Этот рывок напомнил мне тот день около трех лет назад, когда мы, чтобы спастись, предприняли отчаянную попытку снова перейти «Великую полынью» по такому же льду, как этот – льду, который прогибался под нами и о который я несколько раз порезал палец на ноге, когда скользил по нему на своих длинных лыжах.
В этих широтах у человека, который будет дожидаться, пока лед станет совершенно безопасным, мало шансов продвинуться далеко. Путешествуя по полярным льдам – хочешь не хочешь, приходится рисковать. Часто выбор у человека не велик: утонуть, если продолжишь путь, или умереть от голода, если остановишься. И тогда он, бросая вызов судьбе, выбирает более короткий и менее мучительный, на его взгляд, исход.
В ту ночь на нас навалилась страшная усталость, но, вместе с тем, мы были очень довольны тем, что так далеко продвинулись вперед. Мы были почти на 89-й параллели, и я написал тогда в своем дневнике: «Дайте мне еще три дня такой погоды!» Температура в начале перехода была минус 40°. В ту ночь я собрал всех слабых собак в одну группу и занялся их ликвидацией, чтобы обеспечить пропитание остальных – настала необходимость так поступить.
Мы остановились на короткий ночлег и ранним вечером того же дня, 4-го апреля, снова бросились вперед. Температура была минус 35°, проходимость такая же, но нарты всегда тащить легче, когда температура повышается, и собаки большую часть пути бежали рысью. В конце марша мы приблизились к полынье, раскинувшейся и на юг, и на север, и поскольку молодой лед был достаточной толщины, чтобы удерживать нарты с упряжками, мы продолжали двигаться в течение еще двух часов, собаки шли галопом и разматывали милю за милей так, что радовалось сердце. Легкий ветерок, дувший с юга первые несколько часов марша, сменил направление на восточный и усиливался с каждым часом нашего пути.
Я и не смел надеяться на такой прогресс, какой нам удалось сделать. Однако жгучий холод был бы непереносим, если бы нас не защищало непоколебимое стремление дойти до цели. Резкий ветер обжигал наши лица, так что лопалась кожа и еще много дней после этого, каждый раз, когда мы останавливались в лагере на ночлег, мы не могли уснуть от боли. Эскимосы очень жаловались и в каждом лагере укутывали своей меховой одеждой лица, поясницу, колени и руки. Жаловались они и на отмороженные носы, чего я раньше никогда за ними не замечал. Воздух был острый и обжигающий, как замороженная сталь.

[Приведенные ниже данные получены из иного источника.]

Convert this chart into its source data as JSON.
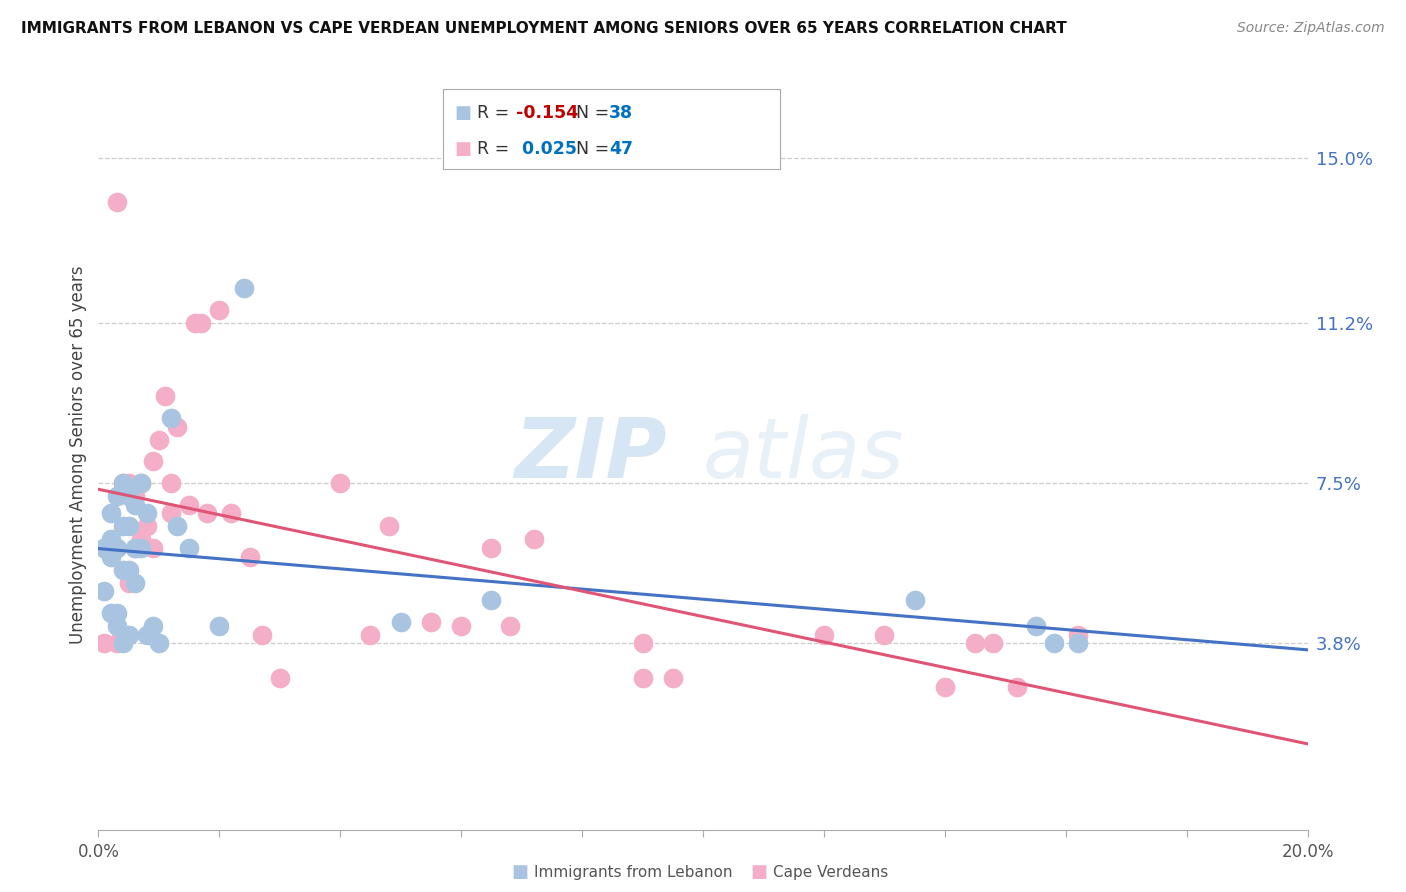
{
  "title": "IMMIGRANTS FROM LEBANON VS CAPE VERDEAN UNEMPLOYMENT AMONG SENIORS OVER 65 YEARS CORRELATION CHART",
  "source": "Source: ZipAtlas.com",
  "xlabel_left": "Immigrants from Lebanon",
  "xlabel_right": "Cape Verdeans",
  "ylabel": "Unemployment Among Seniors over 65 years",
  "xlim": [
    0.0,
    0.2
  ],
  "ylim": [
    -0.005,
    0.168
  ],
  "right_yticks": [
    0.038,
    0.075,
    0.112,
    0.15
  ],
  "right_yticklabels": [
    "3.8%",
    "7.5%",
    "11.2%",
    "15.0%"
  ],
  "xticks": [
    0.0,
    0.02,
    0.04,
    0.06,
    0.08,
    0.1,
    0.12,
    0.14,
    0.16,
    0.18,
    0.2
  ],
  "legend_blue_R": "-0.154",
  "legend_blue_N": "38",
  "legend_pink_R": "0.025",
  "legend_pink_N": "47",
  "blue_scatter_color": "#a8c4e0",
  "pink_scatter_color": "#f4aec8",
  "blue_line_color": "#4472c4",
  "pink_line_color": "#e05575",
  "blue_R_color": "#c00000",
  "blue_N_color": "#0070c0",
  "pink_R_color": "#0070c0",
  "pink_N_color": "#0070c0",
  "watermark_zip": "ZIP",
  "watermark_atlas": "atlas",
  "grid_color": "#cccccc",
  "blue_x": [
    0.001,
    0.001,
    0.002,
    0.002,
    0.002,
    0.002,
    0.003,
    0.003,
    0.003,
    0.003,
    0.004,
    0.004,
    0.004,
    0.004,
    0.005,
    0.005,
    0.005,
    0.005,
    0.006,
    0.006,
    0.006,
    0.007,
    0.007,
    0.008,
    0.008,
    0.009,
    0.01,
    0.012,
    0.013,
    0.015,
    0.02,
    0.024,
    0.05,
    0.065,
    0.135,
    0.155,
    0.158,
    0.162
  ],
  "blue_y": [
    0.06,
    0.05,
    0.058,
    0.045,
    0.062,
    0.068,
    0.042,
    0.06,
    0.072,
    0.045,
    0.065,
    0.055,
    0.075,
    0.038,
    0.065,
    0.055,
    0.072,
    0.04,
    0.07,
    0.06,
    0.052,
    0.075,
    0.06,
    0.068,
    0.04,
    0.042,
    0.038,
    0.09,
    0.065,
    0.06,
    0.042,
    0.12,
    0.043,
    0.048,
    0.048,
    0.042,
    0.038,
    0.038
  ],
  "pink_x": [
    0.001,
    0.001,
    0.003,
    0.003,
    0.004,
    0.004,
    0.005,
    0.005,
    0.006,
    0.006,
    0.007,
    0.007,
    0.008,
    0.009,
    0.009,
    0.01,
    0.011,
    0.012,
    0.012,
    0.013,
    0.015,
    0.016,
    0.017,
    0.018,
    0.02,
    0.022,
    0.025,
    0.027,
    0.03,
    0.04,
    0.045,
    0.048,
    0.055,
    0.06,
    0.065,
    0.068,
    0.072,
    0.09,
    0.09,
    0.095,
    0.12,
    0.13,
    0.14,
    0.145,
    0.148,
    0.152,
    0.162
  ],
  "pink_y": [
    0.06,
    0.038,
    0.14,
    0.038,
    0.075,
    0.04,
    0.075,
    0.052,
    0.072,
    0.06,
    0.075,
    0.062,
    0.065,
    0.08,
    0.06,
    0.085,
    0.095,
    0.075,
    0.068,
    0.088,
    0.07,
    0.112,
    0.112,
    0.068,
    0.115,
    0.068,
    0.058,
    0.04,
    0.03,
    0.075,
    0.04,
    0.065,
    0.043,
    0.042,
    0.06,
    0.042,
    0.062,
    0.038,
    0.03,
    0.03,
    0.04,
    0.04,
    0.028,
    0.038,
    0.038,
    0.028,
    0.04
  ]
}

В следующем лагере я уничтожил еще одну собаку. Исполнилось ровно шесть недель, как мы покинули «Рузвельт» и у меня было ощущение, что цель замаячила в поле зрения. У меня был план, если погода и лед позволят, пройти большую дистанцию, на полпути «вскипятить чайник» затем двинуться снова без сна и постараться наверстать те пять миль, которые мы потеряли 3-го апреля.